Virtually all around the world, women are less likely to die than their male counterparts. This gender gap in mortality is especially striking in Russia, where the gender difference in life expectancy exceeds 10 years. This paper examines the changing contribution of lifestyles to the gender disparity in 5-year mortality in Russia by decomposing the gender mortality gap for two relevant periods a decade apart: 2000-2003 and 2010-2013. Our results indicate that gender differences in lifestyles explain a substantial part of the gender mortality gap in the early 2000s (47%) and the early 2010s (29%). Most of this lifestyle contribution is due to gender differences in smoking behaviour, with alcohol consumption contributing relatively little. Over time, the gender gap in mortality has shrunken considerably. Along with it, there has been a noticeable decline in gender differences in lifestyles.
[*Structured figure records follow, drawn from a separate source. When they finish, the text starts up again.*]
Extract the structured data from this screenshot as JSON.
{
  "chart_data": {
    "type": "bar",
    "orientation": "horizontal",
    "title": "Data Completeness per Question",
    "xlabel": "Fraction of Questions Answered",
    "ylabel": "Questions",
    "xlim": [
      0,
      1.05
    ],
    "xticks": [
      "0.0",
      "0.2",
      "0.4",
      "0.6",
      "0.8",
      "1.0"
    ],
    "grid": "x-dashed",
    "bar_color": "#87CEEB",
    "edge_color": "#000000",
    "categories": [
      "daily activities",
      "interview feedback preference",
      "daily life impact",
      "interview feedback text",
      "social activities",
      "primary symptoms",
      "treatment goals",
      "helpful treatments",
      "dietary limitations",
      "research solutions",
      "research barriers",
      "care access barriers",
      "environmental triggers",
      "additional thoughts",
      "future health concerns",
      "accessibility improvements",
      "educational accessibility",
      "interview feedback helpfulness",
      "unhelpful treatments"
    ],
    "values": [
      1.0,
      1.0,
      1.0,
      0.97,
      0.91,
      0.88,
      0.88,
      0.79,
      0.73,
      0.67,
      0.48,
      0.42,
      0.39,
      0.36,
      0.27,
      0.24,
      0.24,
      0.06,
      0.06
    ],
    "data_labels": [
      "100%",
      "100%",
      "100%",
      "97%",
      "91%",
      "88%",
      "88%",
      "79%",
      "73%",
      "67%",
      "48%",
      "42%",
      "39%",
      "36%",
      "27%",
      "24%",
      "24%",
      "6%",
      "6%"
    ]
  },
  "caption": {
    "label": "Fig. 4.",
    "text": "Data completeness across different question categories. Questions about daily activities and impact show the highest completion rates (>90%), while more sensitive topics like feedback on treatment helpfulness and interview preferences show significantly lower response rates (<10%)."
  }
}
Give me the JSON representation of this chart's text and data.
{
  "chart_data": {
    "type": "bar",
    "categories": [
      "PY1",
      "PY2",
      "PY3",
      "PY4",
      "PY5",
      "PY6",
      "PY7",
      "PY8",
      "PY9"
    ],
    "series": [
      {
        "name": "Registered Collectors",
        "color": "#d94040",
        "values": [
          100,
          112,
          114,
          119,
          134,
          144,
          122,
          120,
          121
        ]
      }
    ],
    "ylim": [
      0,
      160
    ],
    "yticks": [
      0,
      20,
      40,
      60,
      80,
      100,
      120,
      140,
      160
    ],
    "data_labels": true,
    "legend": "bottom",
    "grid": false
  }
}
The results point to men’s declining tobacco consumption as the main lifestyle factor responsible for narrowing the gender gap, but men’s decrease in excessive alcohol use has also contributed, albeit to a much lesser extent.


Research in Progress


Teachers’ Beliefs and Students’ Human Capital: The 2015 CITO Reform (with Vahid Moghani)

In the Netherlands, students in their final year of primary school are tracked by ability for secondary education. Before 2015, this tracking was mainly determined by the result of a, mostly central, test taken in the final year of primary school, the CITO test. However, since 2015, this test result is no longer leading, but the recommendation of the teacher, determined before the student takes the test, mainly determines the track. This research investigates the consequences of this reform by looking at teachers’ behaviour and students’ mental health and educational attainment following the reform.